- Relator(a)
- Ministro Antonio Saldanha Palheiro
- Órgão julgador
- Sexta Turma
- Data do julgamento
- 26/05/2020
- Data de publicação
- 02/06/2020
STJ – Acórdão, Rel. Ministro Antonio Saldanha Palheiro, Sexta Turma, j. 26/05/2020, p. 02/06/2020
PENAL. PROCESSO PENAL. EMBARGOS DE DECLARAÇÃO NOS EMBARGOS DE DECLARAÇÃO NO RECURSO ESPECIAL. ESTELIONATO. INDEFERIMENTO DE DILIGÊNCIAS REQUERIDAS PELA DEFESA. PROVA EMPRESTADA. LEGALIDADE. PLEITO DE ABSOLVIÇÃO DO CRIME DE ESTELIONATO. ALEGADA IMPOSSIBILIDADE DE INDUÇÃO DE PESSOA JURÍDICA EM ERRO. DOSIMETRIA DA PENA. CONSEQUÊNCIAS DO DELITO. ALEGAÇÃO DE QUE A AÇÃO CRIMINOSA REALIZADA PELO EMBARGANTE NÃO ACARRETOU PREJUÍZO EXORBITANTE. MATÉRIAS ESPECIFICAMENTE ANALISADAS PELO ACÓRDÃO EMBARGADO E DE FORMA FUNDAMENTADA. PENA DE MULTA. REGIME INICIAL. TESES TRATADAS POR PROVOCAÇÃO DA DEFESA. OMISSÃO. OBSCURIDADE. CONTRADIÇÃO. NÃO OCORRÊNCIA. 1. Os embargos de declaração, como se infere da redação do art. 619 do Código de Processo Penal, supõem defeitos na mensagem do julgado, em termos de ambiguidade, omissão, contradição ou obscuridade, isolada ou cumulativamente, vícios não verificados no acórdão vergastado. 2. De fato, as teses relativas à ausência de correlação entre a denúncia e a sentença, à ilegalidade do indeferimento de diligências, à ilegalidade da utilização de prova emprestada, à contrariedade aos arts. 155 e 156 do CPP, à absolvição do crime de estelionato, à impossibilidade de induzir uma pessoa jurídica em erro, à ocorrência de consunção entre o estelionato e a corrupção passiva e à indevida negativação das consequências do delito foram especificamente tratadas no julgado recorrido e de forma fundamentada. 3. Ademais, não se sustenta o argumento de que "não cabe a esse Superior Tribunal de Justiça determinar qual será o regime inicial atribuído ao peticionário, assim como não cabia dizer de onde vem o prejuízo supostamente causado pelo embargante.
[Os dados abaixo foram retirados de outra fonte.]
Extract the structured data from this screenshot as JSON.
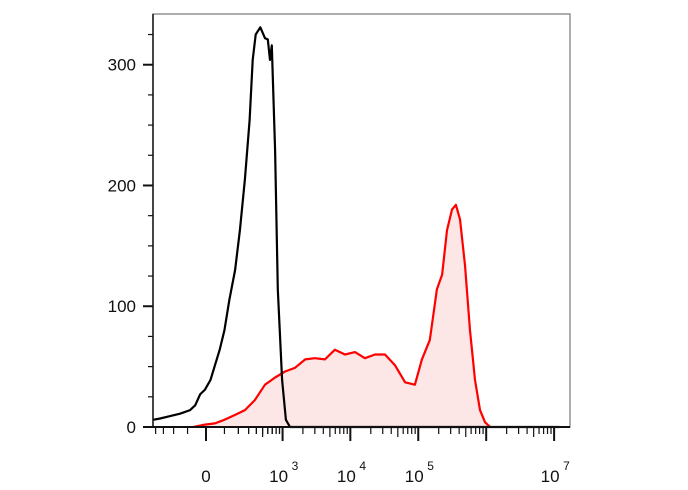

Ambas as providências devem ser tomadas pelo Tribunal Regional Federal da 3a Região, devendo Vv. Exas. apenas reconhecer as ilegalidades" (e-STJ fl. 10.378). Isso, porque, nos aclaratórios anteriormente opostos, a defesa insurgiu-se justamente contra o silêncio desta Corte acerca de tais temas, que foram, inclusive, objeto do apelo extremo. 4. Na verdade, há uma insatisfação do embargante quanto ao resultado do julgamento acerca das questões referenciadas e a pretensão de modificá-lo por meio de instrumento processual nitidamente inábil à finalidade almejada. 5. Embargos de declaração rejeitados. (EDcl nos EDcl no REsp n. 1.565.024/SP, relator Ministro Antonio Saldanha Palheiro, Sexta Turma, julgado em 26/5/2020, DJe de 2/6/2020.)